A dispute between a telecom giant and a municipal pawn in Google's gigabit-fiber plans has led to a three-way lawsuit buttressed by political posturing. Depending upon who wins, the legal donnybrook portends bad news for cities wanting to update their infrastructure to gigabit fiber. Additionally, legacy telcos may see compliance and equipment-monitoring costs increase as they try to mitigate downtime caused by carpetbaggers tinkering with their equipment.
It all started when Louisville, Ken., was named a potential recipient for a citywide deployment of Google's gigabit fiber service, Google Fiber.
In February, to accommodate Google Fiber Inc. , the Louisville/Jefferson County Metro government passed Ordinance No. O-427-15 which purportedly gives third parties broad leeway in moving and adjusting equipment already sitting on utility poles in Louisville, with minimal notice requirements. Much of that existing equipment belongs to AT&T Inc. (NYSE: T).
Plotting the Course
This map shows the present, future and potential path of Google Fiber -- and, perhaps, battleground cities. (Source: Google)
A lawsuit against the city quickly followed -- with AT&T requesting that a federal judge strike down the ordinance because, inter alia
, it contradicts state law and Federal Communications Commission (FCC) regulations. According to AT&T's claim
, the ordinance removes FCC-bestowed power from AT&T in granting 60- to 135-day time limits to modify its own pole attachments and instead gives that power to third parties (like Google) to come in before the FCC's deadline passes and unilaterally make adjustments to AT&T's network equipment -- in some cases only having to give notice after
adjustments occur. AT&T further asserts that too many cooks are in the regulatory kitchen, claiming the ordinance unlawfully usurps regulatory power over utility poles from the Kentucky Public Service Commission.
The city, however, is not backing down. "We will vigorously defend the lawsuit filed today by AT&T," Louisville mayor Greg Fischer tweeted last month. "[Gigabit] fiber is too important to our city's future."
Practical as AT&T's elucidated concerns might be, the lawsuit may be a ploy to delay Google while AT&T rushes to be first-to-market with its own gigabit-fiber service in Louisville. Earlier this month, AT&T told some Louisville neighborhoods it soon would lay fiber optic cable for its service, GigaPower, according to WDRB. The service will be operational within the year across Louisville, Hood Harris, president of AT&T Kentucky, told the local news station.
Understanding it must wage a PR battle as well as a legal one, AT&T published a FAQ
explaining its side of the lawsuit and attacking Google for deciding "they no longer want to play by the rules that bind everyone else, seeking instead special rights and privileges... that violate state and federal law..."

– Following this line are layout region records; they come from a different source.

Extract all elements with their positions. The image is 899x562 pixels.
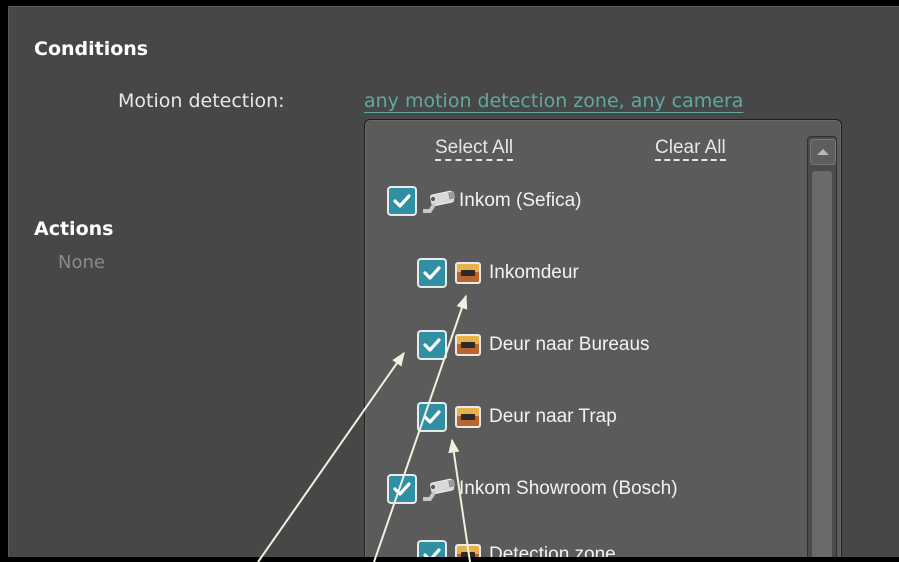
scroll-up-icon[interactable]: [810, 139, 836, 165]
tree-item-zone-deur-naar-trap[interactable]: Deur naar Trap: [417, 400, 617, 434]
check-icon: [423, 338, 441, 352]
checkbox[interactable]: [387, 186, 417, 216]
camera-icon: [423, 478, 456, 501]
checkbox[interactable]: [417, 330, 447, 360]
check-icon: [423, 548, 441, 557]
conditions-title: Conditions: [34, 38, 149, 60]
zone-icon: [455, 406, 481, 428]
tree-item-label: Inkom Showroom (Bosch): [459, 478, 678, 499]
tree-item-zone-deur-naar-bureaus[interactable]: Deur naar Bureaus: [417, 328, 650, 362]
tree-item-zone-inkomdeur[interactable]: Inkomdeur: [417, 256, 579, 290]
check-icon: [423, 410, 441, 424]
checkbox[interactable]: [417, 540, 447, 557]
tree-item-camera-inkom-showroom-bosch[interactable]: Inkom Showroom (Bosch): [387, 472, 678, 506]
tree-item-label: Deur naar Trap: [489, 406, 617, 427]
checkbox[interactable]: [387, 474, 417, 504]
tree-item-label: Inkomdeur: [489, 262, 579, 283]
motion-detection-row: Motion detection: any motion detection z…: [8, 90, 899, 120]
check-icon: [423, 266, 441, 280]
actions-none-text: None: [58, 252, 105, 273]
motion-detection-value-link[interactable]: any motion detection zone, any camera: [364, 90, 743, 112]
tree-item-label: Deur naar Bureaus: [489, 334, 650, 355]
camera-icon: [423, 190, 456, 213]
checkbox[interactable]: [417, 258, 447, 288]
zone-icon: [455, 544, 481, 557]
checkbox[interactable]: [417, 402, 447, 432]
zone-icon: [455, 262, 481, 284]
actions-title: Actions: [34, 218, 114, 240]
check-icon: [393, 194, 411, 208]
tree-item-label: Detection zone: [489, 544, 616, 557]
check-icon: [393, 482, 411, 496]
tree-item-camera-inkom-sefica[interactable]: Inkom (Sefica): [387, 184, 581, 218]
motion-detection-label: Motion detection:: [118, 90, 285, 112]
dropdown-scrollbar[interactable]: [807, 136, 837, 557]
zone-icon: [455, 334, 481, 356]
rule-editor-panel: Conditions Motion detection: any motion …: [8, 6, 899, 557]
select-all-link[interactable]: Select All: [435, 138, 514, 161]
clear-all-link[interactable]: Clear All: [655, 138, 726, 161]
tree-item-zone-detection-zone[interactable]: Detection zone: [417, 538, 616, 557]
scroll-thumb[interactable]: [812, 171, 832, 557]
camera-zone-dropdown: Select All Clear All Inkom (Sefica) Inko…: [364, 119, 842, 557]
tree-item-label: Inkom (Sefica): [459, 190, 582, 211]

AT&T further suggests its union-represented contractors would be hurt most by Louisville's proposed actions. Indeed, the Communication Workers of America Local 3310 has publicly opposed the ordinance. The day before the Louisville City Council voted, the CWA attempted to rally its base to fight against the proposal for putatively violating the union's collective-bargaining agreement with the city.
"The ordinance will allow non-CWA workers... to begin rearranging sections of our network infrastructure to make room for Google fiber," reads a February 10 statement from the union. "CWA opposes this ordinance in [its] current form because it would allow the blatant violation of contractual language that has been fought for by generations of telephone workers."
On March 9, CWA solidified its alliance with AT&T by filing a motion to intervene in the telco's case against Louisville.
While not a party in the lawsuit, Google is hardly standing still -- asserting in a blog post that both the company and the ordinance merely seek to cut through traditional telecom bureaucracy. Whether it prevails or not, AT&T's suit makes clear that regulatory streamlining may be vital to removing legal delays from improvements to municipal data infrastructure.